“And there is no Evil anywhere in the Light of this creative Breath: but only, everywhere, a redeeming from Evil, a winning towards Good.”
CHAPTER XV
THE MOUNTAIN LOVERS
The Sin-Eater
It was soon evident that the noise and confused magnetism of the great City weighed disastrously on William Sharp. At the New Year, 1895, he wrote to a friend:
“London I do not like, though I feel its magnetic charm, or sorcery. I suffer here. The gloom, the streets, the obtrusion and intrusion of people, all conspire against thought, dream, true living. It is a vast reservoir of all the evils of civilised life with a climate which makes me inclined to believe that Dante came here instead of to Hades.”
The strain of the two kinds of work he was attempting to do, the immediate pressure of the imaginative work became unbearable, “the call of the sea,” imperative.
As he has related in “Earth, Fire and Water”: “It was all important for me not to leave in January, and in one way I was not ill-pleased for it was a wild winter.

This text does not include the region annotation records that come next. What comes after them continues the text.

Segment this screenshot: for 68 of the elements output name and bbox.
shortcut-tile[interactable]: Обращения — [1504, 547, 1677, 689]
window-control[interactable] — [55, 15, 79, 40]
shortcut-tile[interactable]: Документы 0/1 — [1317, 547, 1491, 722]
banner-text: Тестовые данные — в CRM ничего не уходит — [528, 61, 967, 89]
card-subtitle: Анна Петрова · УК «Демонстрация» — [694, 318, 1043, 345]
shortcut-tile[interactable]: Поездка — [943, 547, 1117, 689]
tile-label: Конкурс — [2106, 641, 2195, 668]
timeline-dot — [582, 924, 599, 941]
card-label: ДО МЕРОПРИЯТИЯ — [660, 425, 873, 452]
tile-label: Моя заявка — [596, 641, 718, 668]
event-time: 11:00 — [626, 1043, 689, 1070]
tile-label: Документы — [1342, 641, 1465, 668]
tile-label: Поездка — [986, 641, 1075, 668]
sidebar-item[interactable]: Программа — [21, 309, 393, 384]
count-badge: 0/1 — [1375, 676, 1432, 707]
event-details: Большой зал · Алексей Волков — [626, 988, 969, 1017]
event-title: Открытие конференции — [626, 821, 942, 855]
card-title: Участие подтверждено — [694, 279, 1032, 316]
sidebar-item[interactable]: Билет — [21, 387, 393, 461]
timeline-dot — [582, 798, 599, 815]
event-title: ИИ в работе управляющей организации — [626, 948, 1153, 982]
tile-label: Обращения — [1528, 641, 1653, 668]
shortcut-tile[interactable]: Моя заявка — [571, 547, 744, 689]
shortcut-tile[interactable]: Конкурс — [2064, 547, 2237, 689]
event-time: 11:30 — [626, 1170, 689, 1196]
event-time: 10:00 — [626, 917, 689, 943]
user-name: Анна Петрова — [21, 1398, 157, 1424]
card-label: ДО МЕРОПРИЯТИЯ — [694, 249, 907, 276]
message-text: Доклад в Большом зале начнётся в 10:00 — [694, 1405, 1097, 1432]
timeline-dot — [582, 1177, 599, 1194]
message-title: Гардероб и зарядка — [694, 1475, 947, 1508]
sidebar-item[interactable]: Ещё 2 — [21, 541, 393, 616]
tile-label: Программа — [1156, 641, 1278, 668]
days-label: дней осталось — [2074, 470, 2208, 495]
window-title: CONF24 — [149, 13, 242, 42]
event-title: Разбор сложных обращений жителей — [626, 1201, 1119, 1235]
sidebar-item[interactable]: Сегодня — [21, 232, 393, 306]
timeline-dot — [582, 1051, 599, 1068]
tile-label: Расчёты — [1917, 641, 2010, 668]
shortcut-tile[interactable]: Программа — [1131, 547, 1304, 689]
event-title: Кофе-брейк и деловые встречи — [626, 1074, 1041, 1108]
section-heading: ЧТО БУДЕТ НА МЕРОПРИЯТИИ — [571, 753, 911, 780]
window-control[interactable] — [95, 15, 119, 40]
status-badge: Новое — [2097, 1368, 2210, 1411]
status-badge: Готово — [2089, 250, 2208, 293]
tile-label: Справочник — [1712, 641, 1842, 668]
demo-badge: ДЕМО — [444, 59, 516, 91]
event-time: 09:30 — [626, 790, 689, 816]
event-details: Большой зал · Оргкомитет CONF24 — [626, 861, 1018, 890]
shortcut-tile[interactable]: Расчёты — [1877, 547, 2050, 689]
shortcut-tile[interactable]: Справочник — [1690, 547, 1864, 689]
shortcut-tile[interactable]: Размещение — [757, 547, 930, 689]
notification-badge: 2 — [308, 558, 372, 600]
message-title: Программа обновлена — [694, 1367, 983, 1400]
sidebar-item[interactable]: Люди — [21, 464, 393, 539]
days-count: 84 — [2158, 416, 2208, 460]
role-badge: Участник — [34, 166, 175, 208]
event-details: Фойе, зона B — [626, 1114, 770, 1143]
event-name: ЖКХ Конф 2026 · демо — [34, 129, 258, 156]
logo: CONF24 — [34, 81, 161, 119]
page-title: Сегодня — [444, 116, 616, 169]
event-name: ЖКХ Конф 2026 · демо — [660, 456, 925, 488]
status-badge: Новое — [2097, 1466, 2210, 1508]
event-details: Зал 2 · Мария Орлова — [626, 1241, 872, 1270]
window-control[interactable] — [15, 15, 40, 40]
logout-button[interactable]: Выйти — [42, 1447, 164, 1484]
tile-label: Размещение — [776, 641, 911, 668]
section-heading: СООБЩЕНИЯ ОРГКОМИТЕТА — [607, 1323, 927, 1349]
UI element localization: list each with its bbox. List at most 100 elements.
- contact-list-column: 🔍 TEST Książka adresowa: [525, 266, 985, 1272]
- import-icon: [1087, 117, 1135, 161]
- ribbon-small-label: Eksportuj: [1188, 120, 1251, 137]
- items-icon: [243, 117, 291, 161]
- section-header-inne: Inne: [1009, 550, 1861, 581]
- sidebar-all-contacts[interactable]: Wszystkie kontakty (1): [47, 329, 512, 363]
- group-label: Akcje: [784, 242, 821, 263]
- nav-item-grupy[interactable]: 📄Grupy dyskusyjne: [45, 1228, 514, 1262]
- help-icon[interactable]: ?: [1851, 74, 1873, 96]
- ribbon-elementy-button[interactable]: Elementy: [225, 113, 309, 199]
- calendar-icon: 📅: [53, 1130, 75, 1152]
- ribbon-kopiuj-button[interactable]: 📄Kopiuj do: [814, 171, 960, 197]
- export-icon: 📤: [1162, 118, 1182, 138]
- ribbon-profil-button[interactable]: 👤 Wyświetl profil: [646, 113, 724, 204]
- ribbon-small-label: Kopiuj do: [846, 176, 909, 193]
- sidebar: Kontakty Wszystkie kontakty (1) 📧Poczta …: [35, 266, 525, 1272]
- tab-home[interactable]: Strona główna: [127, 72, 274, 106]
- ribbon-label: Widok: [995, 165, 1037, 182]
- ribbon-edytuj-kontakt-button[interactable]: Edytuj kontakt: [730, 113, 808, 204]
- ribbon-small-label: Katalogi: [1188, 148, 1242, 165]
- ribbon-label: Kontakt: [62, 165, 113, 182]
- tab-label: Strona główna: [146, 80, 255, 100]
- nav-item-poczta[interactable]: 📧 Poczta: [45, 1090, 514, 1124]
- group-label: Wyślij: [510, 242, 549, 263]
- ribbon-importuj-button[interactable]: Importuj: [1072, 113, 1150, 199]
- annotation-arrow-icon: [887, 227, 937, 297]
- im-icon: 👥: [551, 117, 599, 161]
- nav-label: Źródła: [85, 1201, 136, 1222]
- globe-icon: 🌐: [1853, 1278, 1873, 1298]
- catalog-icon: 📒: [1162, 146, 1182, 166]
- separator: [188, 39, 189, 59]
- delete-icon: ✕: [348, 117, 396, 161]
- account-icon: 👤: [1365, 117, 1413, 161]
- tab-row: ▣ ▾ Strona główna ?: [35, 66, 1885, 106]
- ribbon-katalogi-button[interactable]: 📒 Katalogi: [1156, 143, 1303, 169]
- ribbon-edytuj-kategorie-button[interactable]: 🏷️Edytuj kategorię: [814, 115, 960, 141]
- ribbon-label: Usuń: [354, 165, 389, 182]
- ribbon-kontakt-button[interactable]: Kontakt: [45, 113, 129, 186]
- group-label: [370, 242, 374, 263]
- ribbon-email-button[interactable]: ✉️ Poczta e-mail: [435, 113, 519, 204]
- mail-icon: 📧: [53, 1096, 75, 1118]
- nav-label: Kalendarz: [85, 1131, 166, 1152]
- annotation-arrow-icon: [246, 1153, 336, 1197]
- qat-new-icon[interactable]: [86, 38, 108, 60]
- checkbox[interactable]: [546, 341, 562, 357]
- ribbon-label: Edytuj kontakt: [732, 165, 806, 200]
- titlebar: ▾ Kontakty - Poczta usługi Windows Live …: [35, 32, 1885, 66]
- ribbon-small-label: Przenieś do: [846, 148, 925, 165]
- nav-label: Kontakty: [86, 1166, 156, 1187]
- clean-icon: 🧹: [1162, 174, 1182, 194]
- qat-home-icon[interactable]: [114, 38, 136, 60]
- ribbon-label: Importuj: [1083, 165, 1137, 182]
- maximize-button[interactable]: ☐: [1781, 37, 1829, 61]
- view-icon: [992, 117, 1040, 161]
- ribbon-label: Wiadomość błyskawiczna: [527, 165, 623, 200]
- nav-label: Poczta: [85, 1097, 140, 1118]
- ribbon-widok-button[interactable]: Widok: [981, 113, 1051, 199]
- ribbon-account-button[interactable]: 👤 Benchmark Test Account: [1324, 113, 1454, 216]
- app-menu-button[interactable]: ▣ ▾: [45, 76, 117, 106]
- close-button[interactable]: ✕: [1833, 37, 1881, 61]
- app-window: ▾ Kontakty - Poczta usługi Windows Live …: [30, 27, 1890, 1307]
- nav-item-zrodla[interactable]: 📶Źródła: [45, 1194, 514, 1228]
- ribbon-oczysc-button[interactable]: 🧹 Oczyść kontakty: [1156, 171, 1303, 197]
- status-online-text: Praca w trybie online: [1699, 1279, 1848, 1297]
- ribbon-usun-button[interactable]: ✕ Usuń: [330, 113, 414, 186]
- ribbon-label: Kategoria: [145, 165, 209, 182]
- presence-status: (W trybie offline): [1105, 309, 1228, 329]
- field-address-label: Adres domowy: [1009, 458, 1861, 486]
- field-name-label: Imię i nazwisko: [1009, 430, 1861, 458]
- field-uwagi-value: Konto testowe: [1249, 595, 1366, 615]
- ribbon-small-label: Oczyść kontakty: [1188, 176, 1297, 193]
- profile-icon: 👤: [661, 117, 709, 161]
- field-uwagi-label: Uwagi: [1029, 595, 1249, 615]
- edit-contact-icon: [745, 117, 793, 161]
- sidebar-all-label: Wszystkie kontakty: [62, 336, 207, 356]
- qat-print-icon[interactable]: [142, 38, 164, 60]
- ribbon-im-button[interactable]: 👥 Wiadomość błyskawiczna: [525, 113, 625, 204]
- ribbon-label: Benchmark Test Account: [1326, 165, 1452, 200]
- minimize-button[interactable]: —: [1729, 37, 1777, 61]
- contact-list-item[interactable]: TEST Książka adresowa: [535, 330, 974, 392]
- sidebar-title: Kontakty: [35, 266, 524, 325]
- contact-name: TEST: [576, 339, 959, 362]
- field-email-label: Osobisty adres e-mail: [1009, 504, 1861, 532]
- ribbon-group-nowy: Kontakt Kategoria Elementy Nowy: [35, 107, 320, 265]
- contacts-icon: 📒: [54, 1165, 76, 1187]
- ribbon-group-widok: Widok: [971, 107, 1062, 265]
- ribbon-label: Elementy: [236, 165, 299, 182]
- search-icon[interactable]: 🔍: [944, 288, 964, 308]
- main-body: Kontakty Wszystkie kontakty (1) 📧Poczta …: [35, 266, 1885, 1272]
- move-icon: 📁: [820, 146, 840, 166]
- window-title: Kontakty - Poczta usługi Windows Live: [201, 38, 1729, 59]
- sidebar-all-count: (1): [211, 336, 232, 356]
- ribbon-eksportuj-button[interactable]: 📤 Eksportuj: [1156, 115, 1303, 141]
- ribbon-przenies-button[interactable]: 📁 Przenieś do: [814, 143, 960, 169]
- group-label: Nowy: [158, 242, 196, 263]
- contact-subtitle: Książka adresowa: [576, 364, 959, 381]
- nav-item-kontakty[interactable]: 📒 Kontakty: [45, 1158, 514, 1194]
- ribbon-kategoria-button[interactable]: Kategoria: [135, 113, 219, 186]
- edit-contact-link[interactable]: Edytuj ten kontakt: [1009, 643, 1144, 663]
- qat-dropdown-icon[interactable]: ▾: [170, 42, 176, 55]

But one night I awoke hearing a rushing sound in the street, the sound of water. I would have thought no more of it had I not recognised the troubled sound of the tide, and the sucking and lapsing of the flow in muddy hollows. I rose and looked out. It was moonlight, and there was no water. When after sleepless hours I rose in the grey morning I heard the splash of waves, I could not write or read and at last I could not rest. On the afternoon of that day the waves dashed up against the house.”